鳥インフル 疑似患畜858羽殺処分 21年2月以来 茨城・かすみがうらの農場

千葉県匝瑳市のアヒル農場からひなが出荷された農場で殺処分を進める作業員=26日午前6時ごろ、かすみがうら市内(県提供)
千葉県匝瑳市のアヒル農場からひなが出荷された農場で殺処分を進める作業員=26日午前6時ごろ、かすみがうら市内(県提供)
千葉県は26日、匝瑳市内のアヒル農場から高病原性の疑いがある鳥インフルエンザが確認されたと明らかにした。茨城県は同日、この農場がひなを出荷したかすみがうら市の1農場で、感染の恐れがある「疑似患畜」として家畜伝染病予防法に基づき858羽を殺処分したと発表した。
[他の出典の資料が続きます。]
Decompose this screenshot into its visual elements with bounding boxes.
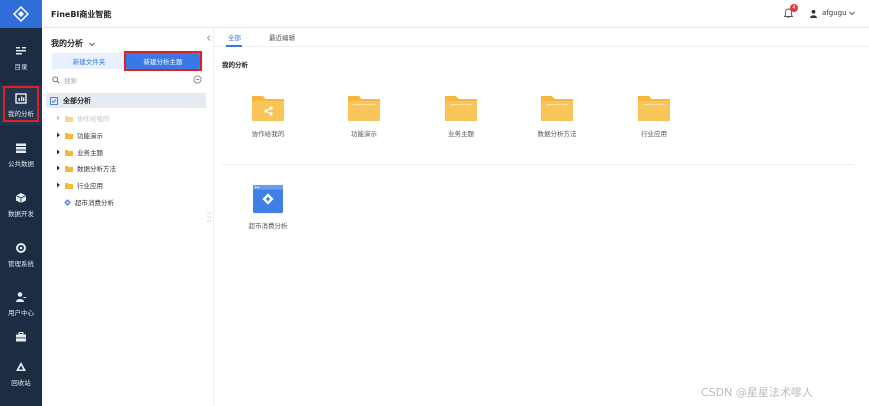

鳥インフルエンザを巡る県内農場での殺処分は、昨年2月に城里町の養鶏場で確認されて以来となる。

県畜産課によると、かすみがうら市の農場は20日に匝瑳市の農場からひな400羽を仕入れていた。今回はそのひなや同じ飼育舎にいたアヒルを殺処分した。このほか、別の飼育舎にいた3570羽を同法に基づく14日間の移動制限対象とした。

古河市の1農場も14日に匝瑳市の農場からひな600羽を仕入れたとして、ひなを含めたアヒル2910羽に移動制限を出した。
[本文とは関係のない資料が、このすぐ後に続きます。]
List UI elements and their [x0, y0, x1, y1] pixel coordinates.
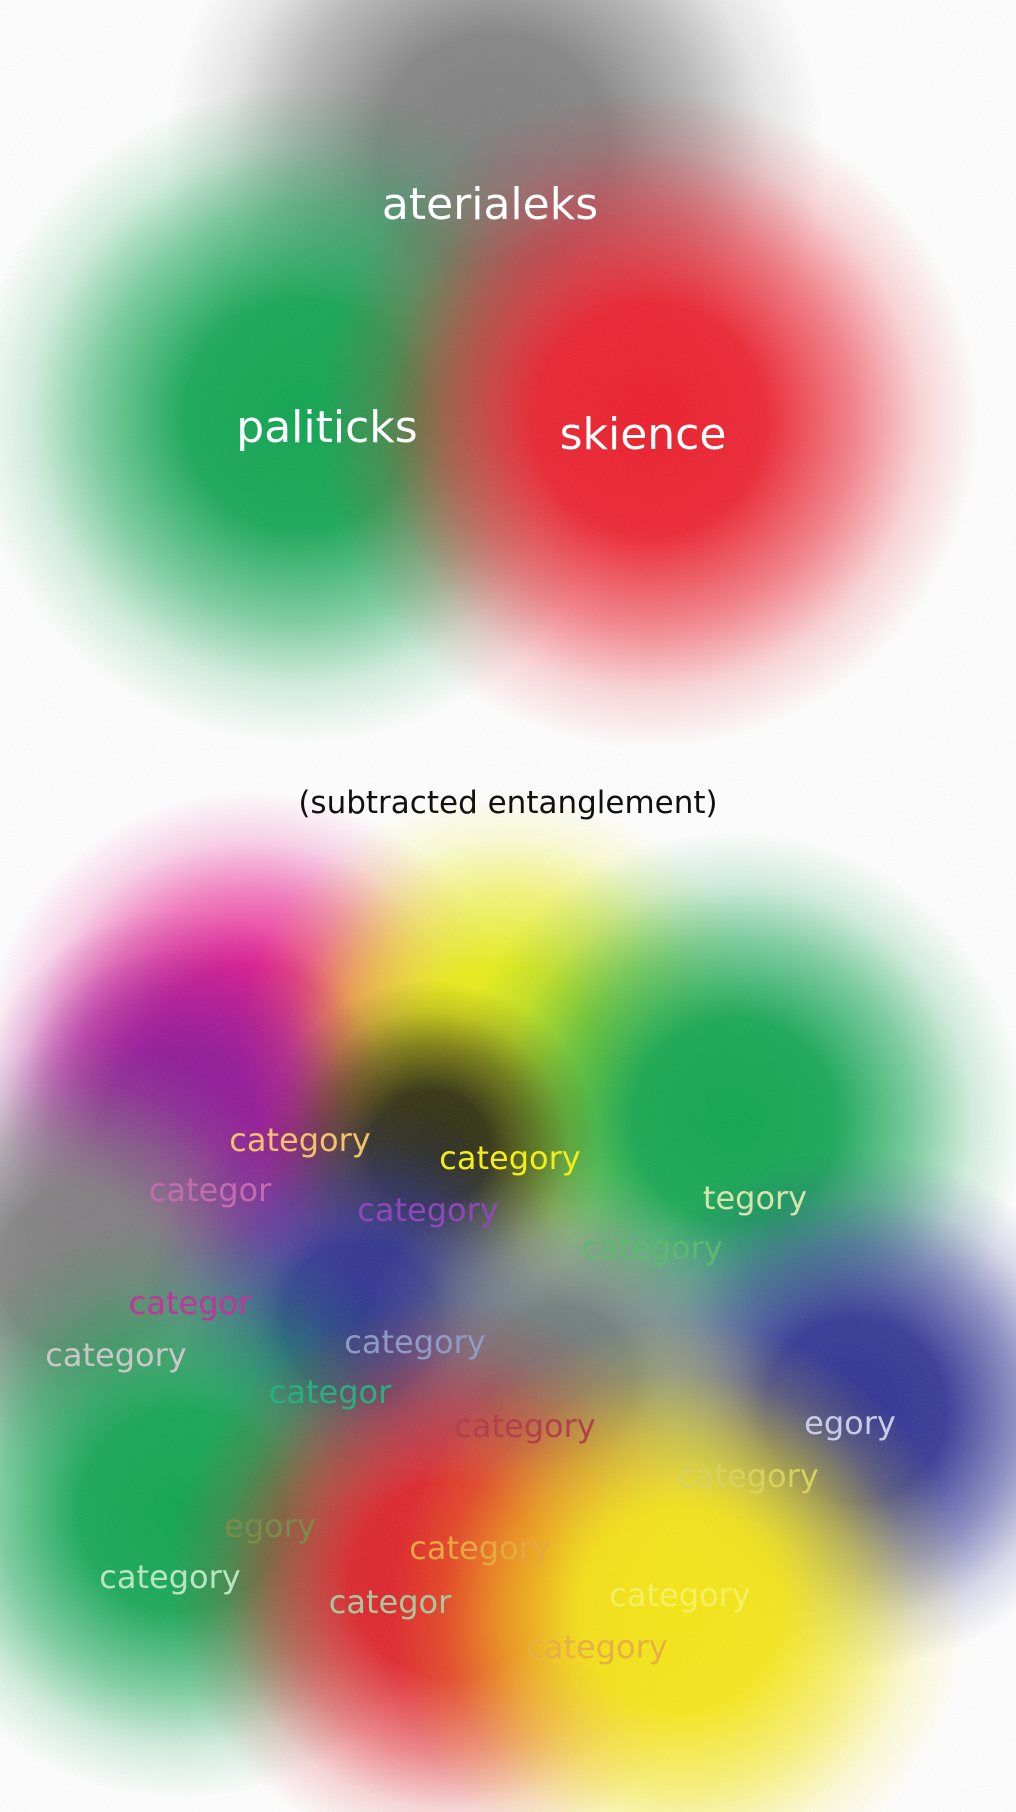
category-label: category	[45, 1336, 187, 1374]
category-label: category	[581, 1229, 723, 1267]
category-label: category	[344, 1323, 486, 1361]
category-label: egory	[804, 1404, 896, 1442]
category-label: category	[454, 1407, 596, 1445]
category-label: categor	[128, 1284, 252, 1322]
category-label: category	[99, 1558, 241, 1596]
label-aterialeks: aterialeks	[381, 179, 599, 230]
category-label: category	[439, 1139, 581, 1177]
category-label: categor	[328, 1583, 452, 1621]
label-paliticks: paliticks	[236, 402, 418, 453]
caption: (subtracted entanglement)	[298, 785, 718, 821]
category-label: category	[677, 1457, 819, 1495]
category-label: tegory	[702, 1179, 808, 1217]
label-skience: skience	[559, 409, 727, 460]
category-label: categor	[268, 1373, 392, 1411]
category-label: category	[357, 1191, 499, 1229]
category-label: egory	[224, 1507, 316, 1545]
category-label: category	[229, 1121, 371, 1159]
category-label: category	[609, 1576, 751, 1614]
category-label: category	[526, 1628, 668, 1666]
category-label: category	[409, 1529, 551, 1567]
category-label: categor	[148, 1171, 272, 1209]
殺処分は26日午前5時から、県とかすみがうら市の職員15人体制で始まり、飼育舎の消毒などを含め全ての防疫措置を同6時50分ごろに終えた。

移動制限は、かすみがうら市の農場で2月9日まで、古河市の農場で1月28日まで。その後の検査で陰性を確認した上、国と協議して制限を解除する見通し。

アヒルは食肉用に飼育されるカモの一種。県内では食肉・愛玩用としてアヒルを飼育する農場が17カ所あるという。
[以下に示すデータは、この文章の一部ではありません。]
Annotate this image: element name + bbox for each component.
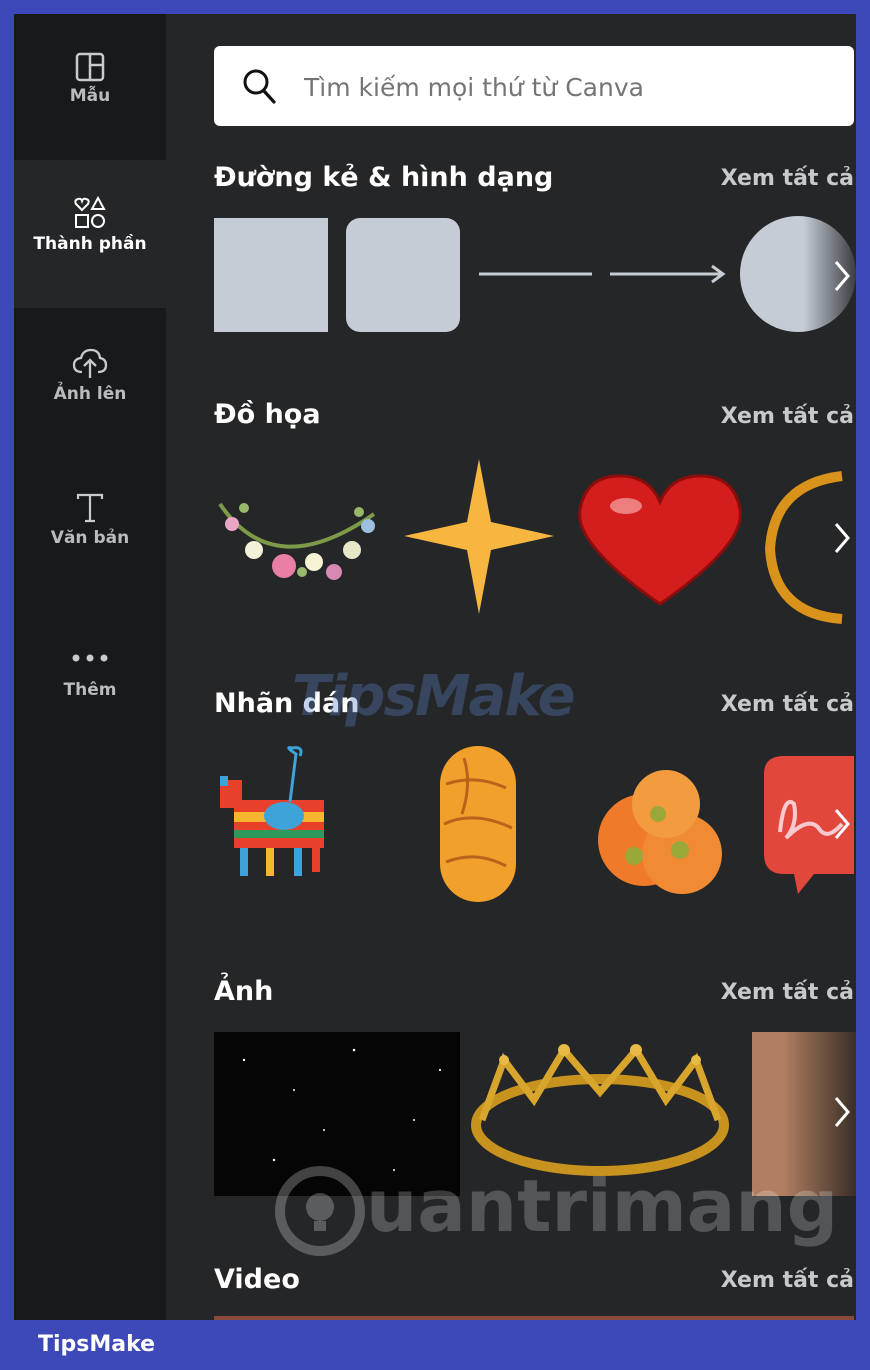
text-icon bbox=[76, 493, 104, 523]
sidebar-item-label: Thành phần bbox=[33, 234, 147, 254]
search-icon bbox=[243, 69, 276, 104]
tipsmake-watermark: TipsMake bbox=[292, 664, 576, 729]
lightbulb-icon bbox=[275, 1166, 365, 1257]
chevron-right-icon bbox=[834, 261, 850, 291]
section-title-photos: Ảnh bbox=[214, 976, 274, 1007]
wood-pill-sticker[interactable] bbox=[440, 746, 516, 902]
sidebar-item-elements[interactable]: Thành phần bbox=[14, 160, 166, 308]
llama-pinata-sticker[interactable] bbox=[220, 746, 324, 876]
scroll-right-chevron[interactable] bbox=[826, 508, 856, 568]
chevron-right-icon bbox=[834, 1097, 850, 1127]
heart-graphic[interactable] bbox=[578, 474, 742, 606]
sidebar-item-label: Văn bản bbox=[50, 528, 130, 548]
template-icon bbox=[75, 52, 105, 82]
sidebar: Mẫu Thành phần Ảnh lên Văn bản Thêm bbox=[14, 14, 166, 1320]
section-title-graphics: Đồ họa bbox=[214, 399, 321, 430]
orange-flower-sticker[interactable] bbox=[598, 770, 722, 894]
sidebar-item-more[interactable]: Thêm bbox=[14, 600, 166, 730]
sidebar-item-label: Thêm bbox=[63, 680, 117, 700]
stickers-row bbox=[220, 746, 854, 902]
gold-crown-photo[interactable] bbox=[471, 1044, 729, 1176]
footer-bar: TipsMake bbox=[0, 1320, 870, 1370]
search-input[interactable] bbox=[302, 64, 826, 110]
sidebar-item-label: Mẫu bbox=[69, 86, 111, 106]
sidebar-item-text[interactable]: Văn bản bbox=[14, 454, 166, 600]
arrow-line-shape[interactable] bbox=[610, 264, 726, 284]
chevron-right-icon bbox=[834, 523, 850, 553]
scroll-right-chevron[interactable] bbox=[826, 1082, 856, 1142]
section-title-video: Video bbox=[214, 1264, 300, 1295]
footer-label: TipsMake bbox=[38, 1332, 156, 1357]
rounded-square-shape[interactable] bbox=[346, 218, 460, 332]
more-dots-icon bbox=[72, 654, 108, 662]
section-title-lines-shapes: Đường kẻ & hình dạng bbox=[214, 162, 554, 193]
elements-icon bbox=[74, 196, 106, 228]
see-all-link[interactable]: Xem tất cả bbox=[721, 1268, 854, 1293]
graphics-row bbox=[218, 459, 843, 624]
floral-wreath-graphic[interactable] bbox=[218, 502, 376, 580]
shapes-row bbox=[214, 216, 856, 332]
watermark-text: uantrimang bbox=[366, 1164, 839, 1248]
see-all-link[interactable]: Xem tất cả bbox=[721, 980, 854, 1005]
see-all-link[interactable]: Xem tất cả bbox=[721, 166, 854, 191]
chevron-right-icon bbox=[834, 809, 850, 839]
scroll-right-chevron[interactable] bbox=[826, 246, 856, 306]
square-shape[interactable] bbox=[214, 218, 328, 332]
see-all-link[interactable]: Xem tất cả bbox=[721, 404, 854, 429]
quantrimang-watermark: uantrimang bbox=[274, 1164, 838, 1257]
see-all-link[interactable]: Xem tất cả bbox=[721, 692, 854, 717]
sidebar-item-label: Ảnh lên bbox=[53, 384, 127, 404]
upload-cloud-icon bbox=[72, 348, 108, 378]
search-bar[interactable] bbox=[214, 46, 854, 126]
sidebar-item-templates[interactable]: Mẫu bbox=[14, 14, 166, 160]
canva-side-panel: Mẫu Thành phần Ảnh lên Văn bản Thêm Đườn… bbox=[14, 14, 856, 1320]
scroll-right-chevron[interactable] bbox=[826, 794, 856, 854]
starburst-graphic[interactable] bbox=[404, 459, 554, 614]
sidebar-item-uploads[interactable]: Ảnh lên bbox=[14, 308, 166, 454]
県内では昨年1月にも、鳥インフルエンザが確認された千葉県内のアヒル飼育農場からひなが出荷された3農場で計2884羽を殺処分し、計約8600羽を移動制限対象としている。

翌2月には城里町の養鶏場で高病原性鳥インフルエンザの感染が確認され、約80万羽を殺処分した。県内養鶏場での発生は2006年1月以来、15年ぶりだった。

匝瑳市のアヒル農場では、飼育しているアヒル約3千羽の殺処分が進められている。出荷先では茨城県のほか、埼玉県の2施設で約1800羽を殺処分した。千葉県での鳥インフルエンザの発生は今季3例目。